— Кто такие, куда шли? — спросил вожак, взяв одну за подбородок, заставил поднять лицо.
— В гости шли, — хлюпнув носом, ответила ее соседка. — Я — Лидик, она Мувчик, из Печкани мы.
Палонгу, стоящие вокруг, засмеялись.
— К нам в гости шли! Ай, хорошо шли!
— Отпустите! — попыталась вырваться Лидик. Но куда там! Койвун крепко держал за руки, зарывшись носом в воротник ее камлейки, громко принюхивался, слюну глотал.
— Печкани зоветесь, а навагу* не несли с собой, — улыбнулся вожак. — Кто же так к палонгу в гости ходит? Не подготовились. Стыдно, девки, стыдно!

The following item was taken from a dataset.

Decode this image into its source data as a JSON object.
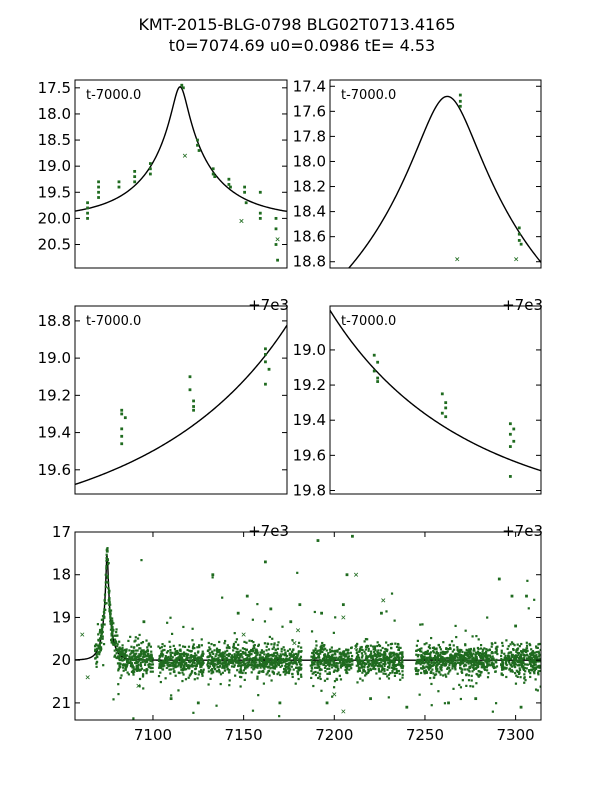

Девчонки забились еще сильнее. Тут же получили по звонкой затрещине. Лидик повисла — удар вышиб дух. Мувчик трепыхаться перестала, только зыркала из-под разлетевшихся волос. Свирепая какая, горячая!
— Которую? — спросил вожак у шамана, глядя в сторону.
Тот замер, ткнул пальцем в Мувичк.
— Эту давай. Та как росомаха злая, быстрее добежит! А эта, она как улитка. Пока доползет, мы уснем.
Вожак выдернул нож, шагнул к висящей на руках Койвуна девчонке.
Тот отступил на шаг.
— Ты что? Моя! Не дам! Я сперва! Потом — что угодно! Но мой раз — первый!
— Целовать надумал? У нюча глупости подсмотрел? Мне только голова нужна, остальное — твое. Я не жадный!
— Так остынет!
— А ты быстренько.
Заверещала Мувчик, дернулась, не успев прийти в себя Лидик. Только и ахнула тихонько. Фыркнула кровь. А там и нож по кости заскрипел, отделяя позвонок от позвонка…
Пакан увидел девку, как только из-за сопки показалась. Шла неуверенно, спотыкаясь. Кухлянка кровью залита, в руках что-то несет — не разобрать стариковским глазам. И вроде говорит что-то, только тихо, тихо — далеко, не видно, что за слова на губах.
Бросив недорубленное полено — решил с утра, пока силы есть, лучин наколоть, бросился к ней. Миновал столб, на котором торчала объеденная чайками голова убийцы — с Круглого унаки принесли.
Подбежал, за плечи схватил — а она как шла вперед, так и идет, не замечая никого и ничего.
— Стой! — гаркнул на ухо.
Остановилась, тут же начала заваливаться на спину, точно стрелой подбитая. Выпустила ношу из рук. По тропе покатилась отрезанная голова Лидик. Внучки.
Пакан начал оседать в сугроб, чувствуя, как невидимое копье ударило в сердце.
Окровавленная девчонка так и осталась лежать, глядя в небо. А посиневшие губы шептали:
— Мы придем на закате! Мы придем на закате!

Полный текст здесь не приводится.